Allocated memory (again, max across all GPUs):
Nice and straight, almost exactly the same, as expected, and much more similar than in the non-optimizer-offload case.
Max reserved memory:
Now that was a weird one. There's that sudden dropoff at a sequence length of 901 for the expandable segments one, continuing until 1101, and that even larger one at 1001 for non-expandable segments -- and the crazy one at 2001, which brings the non-expandable segments memory usage below that with expandable segments.
I think what I'm taking away from this is that offloading the optimizer makes stuff a bit weird. Not sure how much use that is, though...
Comparing with and without the optimizer offload
My general feeling at this point was (with the exception of that weird last data point in the last comparison graph), using expandable segments for this kind of fine-tuning was pretty much a no-brainer. It was also clear that offloading the optimizer slowed things down but used less memory. But how big was the memory saving? Would it make sense to use it so as to be able to use larger batch sizes? I didn't have enough data at this point to work that out, but from the data that I had I was able to graph a few things.
Firstly, speed vs sequence length with expandable segments, with and without offload:
There's a lot of noise in there, but it looks like the benefit of not optimizing the offload declines as the sequence length gets longer.
Then max allocated VRAM with expandable segments, with and without offload:
Again, this looks like memory usage gets larger at a faster rate without the optimizer offload.
Finally, max reserved VRAM with expandable segments, with and without offload:
...which shows pretty much the same as the previous one.
Unfortunately, I think that working out the most efficient way to fine-tune this model will require more experiments. But for now, that's a good place to stop.
Conclusion and next steps
The total cost of all of these experiments was $125.25 -- significantly more than I was expecting! However, I think I learned some useful stuff:
- The match I saw with the 0.8B model, where training it with a sequence length
of 1 made it use the amount of memory predicted by
estimate_zero3_model_states_mem_needs_all_live
, looks like it was just chance. Right now, I suspect that the only good way to work out how much memory a given model needs to train is to just try it. Perhaps I'll learn more later. - Using expandable segments seems to be a pretty much zero-cost way to reduce memory usage without any serious impact on iterations per second.

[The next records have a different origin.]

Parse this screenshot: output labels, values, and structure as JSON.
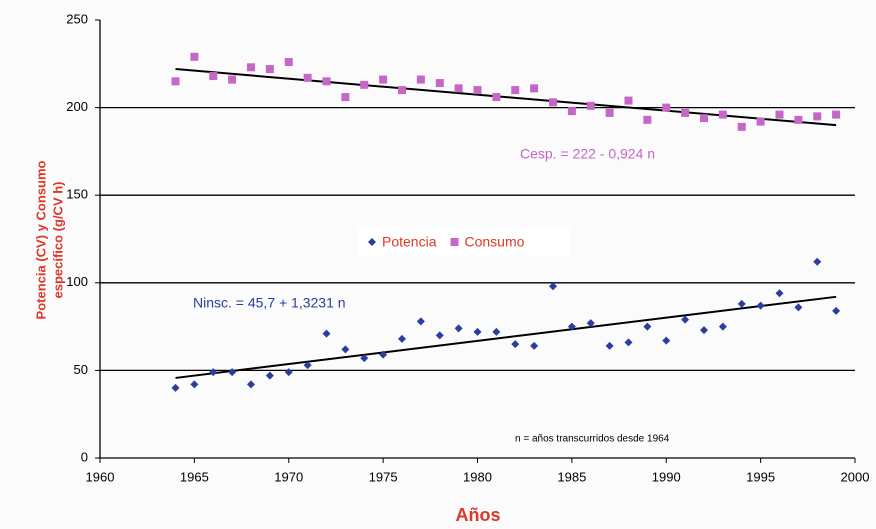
{
  "chart_data": {
    "type": "scatter",
    "x_label": "Años",
    "y_label_lines": [
      "Potencia (CV) y Consumo",
      "específico (g/CV h)"
    ],
    "xlim": [
      1960,
      2000
    ],
    "xticks": [
      1960,
      1965,
      1970,
      1975,
      1980,
      1985,
      1990,
      1995,
      2000
    ],
    "ylim": [
      0,
      250
    ],
    "yticks": [
      0,
      50,
      100,
      150,
      200,
      250
    ],
    "grid": true,
    "legend": "center",
    "x": [
      1964,
      1965,
      1966,
      1967,
      1968,
      1969,
      1970,
      1971,
      1972,
      1973,
      1974,
      1975,
      1976,
      1977,
      1978,
      1979,
      1980,
      1981,
      1982,
      1983,
      1984,
      1985,
      1986,
      1987,
      1988,
      1989,
      1990,
      1991,
      1992,
      1993,
      1994,
      1995,
      1996,
      1997,
      1998,
      1999
    ],
    "series": [
      {
        "name": "Potencia",
        "color": "#2b3d9e",
        "marker": "diamond",
        "values": [
          40,
          42,
          49,
          49,
          42,
          47,
          49,
          53,
          71,
          62,
          57,
          59,
          68,
          78,
          70,
          74,
          72,
          72,
          65,
          64,
          98,
          75,
          77,
          64,
          66,
          75,
          67,
          79,
          73,
          75,
          88,
          87,
          94,
          86,
          112,
          84
        ],
        "trend": {
          "x": [
            1964,
            1999
          ],
          "values": [
            45.7,
            92
          ]
        }
      },
      {
        "name": "Consumo",
        "color": "#c566c8",
        "marker": "square",
        "values": [
          215,
          229,
          218,
          216,
          223,
          222,
          226,
          217,
          215,
          206,
          213,
          216,
          210,
          216,
          214,
          211,
          210,
          206,
          210,
          211,
          203,
          198,
          201,
          197,
          204,
          193,
          200,
          197,
          194,
          196,
          189,
          192,
          196,
          193,
          195,
          196
        ],
        "trend": {
          "x": [
            1964,
            1999
          ],
          "values": [
            222,
            190
          ]
        }
      }
    ],
    "annotations": [
      {
        "text": "Cesp. = 222 - 0,924 n",
        "color": "#c566c8"
      },
      {
        "text": "Ninsc. = 45,7 + 1,3231 n",
        "color": "#2b3d9e"
      },
      {
        "text": "n = años transcurridos desde 1964",
        "color": "#000000"
      }
    ]
  }
}
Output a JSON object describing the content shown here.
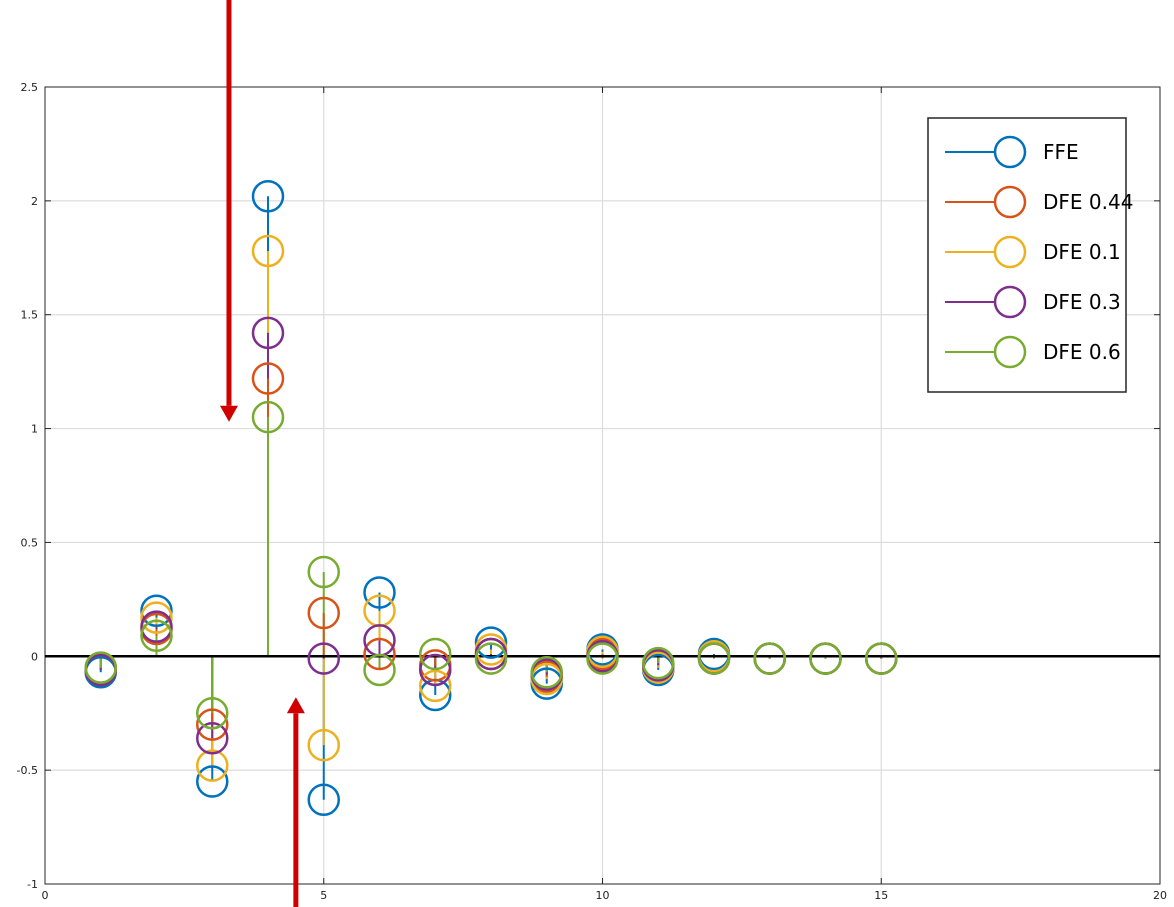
{
  "chart_data": {
    "type": "scatter",
    "style": "stem",
    "title": "",
    "xlabel": "",
    "ylabel": "",
    "xlim": [
      0,
      20
    ],
    "ylim": [
      -1,
      2.5
    ],
    "xticks": [
      0,
      5,
      10,
      15,
      20
    ],
    "yticks": [
      -1,
      -0.5,
      0,
      0.5,
      1,
      1.5,
      2,
      2.5
    ],
    "xtick_labels": [
      "0",
      "5",
      "10",
      "15",
      "20"
    ],
    "ytick_labels": [
      "-1",
      "-0.5",
      "0",
      "0.5",
      "1",
      "1.5",
      "2",
      "2.5"
    ],
    "grid": true,
    "legend_position": "top-right",
    "x": [
      1,
      2,
      3,
      4,
      5,
      6,
      7,
      8,
      9,
      10,
      11,
      12,
      13,
      14,
      15
    ],
    "series": [
      {
        "name": "FFE",
        "color": "#0072BD",
        "values": [
          -0.07,
          0.2,
          -0.55,
          2.02,
          -0.63,
          0.28,
          -0.17,
          0.06,
          -0.12,
          0.03,
          -0.06,
          0.01,
          -0.01,
          -0.01,
          -0.01
        ]
      },
      {
        "name": "DFE 0.44",
        "color": "#D95319",
        "values": [
          -0.06,
          0.12,
          -0.3,
          1.22,
          0.19,
          0.01,
          -0.04,
          0.01,
          -0.09,
          0.01,
          -0.04,
          -0.01,
          -0.01,
          -0.01,
          -0.01
        ]
      },
      {
        "name": "DFE 0.1",
        "color": "#EDB120",
        "values": [
          -0.05,
          0.17,
          -0.48,
          1.78,
          -0.39,
          0.2,
          -0.13,
          0.03,
          -0.1,
          0.02,
          -0.05,
          0.0,
          -0.01,
          -0.01,
          -0.01
        ]
      },
      {
        "name": "DFE 0.3",
        "color": "#7E2F8E",
        "values": [
          -0.06,
          0.13,
          -0.36,
          1.42,
          -0.01,
          0.07,
          -0.06,
          0.01,
          -0.08,
          0.0,
          -0.04,
          -0.01,
          -0.01,
          -0.01,
          -0.01
        ]
      },
      {
        "name": "DFE 0.6",
        "color": "#77AC30",
        "values": [
          -0.05,
          0.09,
          -0.25,
          1.05,
          0.37,
          -0.06,
          0.01,
          -0.01,
          -0.07,
          -0.01,
          -0.03,
          -0.01,
          -0.01,
          -0.01,
          -0.01
        ]
      }
    ],
    "annotations": [
      {
        "type": "arrow",
        "direction": "down",
        "color": "#D00000",
        "from": [
          3.3,
          2.95
        ],
        "to": [
          3.3,
          1.03
        ]
      },
      {
        "type": "arrow",
        "direction": "up",
        "color": "#D00000",
        "from": [
          4.5,
          -1.15
        ],
        "to": [
          4.5,
          -0.18
        ]
      }
    ]
  }
}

I still would not have been able to train the 8B model on a sequence length of 2,000 by using it, though.
- Memory usage does seem to be pretty much linear with sequence length, regardless of whether the optimizer is offloaded.
- Offloading the optimizer saves a lot of memory -- and the longer the sequence length, the more it saves, even as a ratio between the amount used with and without. This applies to both the reserved and the allocated memory.
- It comes at a cost of a very large slowdown in iterations per second, which is particularly high at shorter sequence lengths, and even though it's smaller at longer lengths, it's still quite high.
- There also appeared to be an issue with the DeepSpeed subprocesses not exiting cleanly when the optimizer offloaded; that would be something to keep an eye out for.
I think that the next experiments I need to run will be to find out what batch sizes I can squeeze in to memory both with and without optimizer offload. I can fix the sequence length to the length I want to use for the full train -- 2048 -- and use expandable segments. Then I can run the code I already have to measure the memory usage with a batch size of one, with a batch size of two, and so on until the script crashes with an out-of-memory error. One run with the optimizer offloaded, with without, and we can find out which wins. A bit of maths to work out which one would train faster, and we're done.
Then I can do the train, and this series will be over. I'm sure you'll miss it!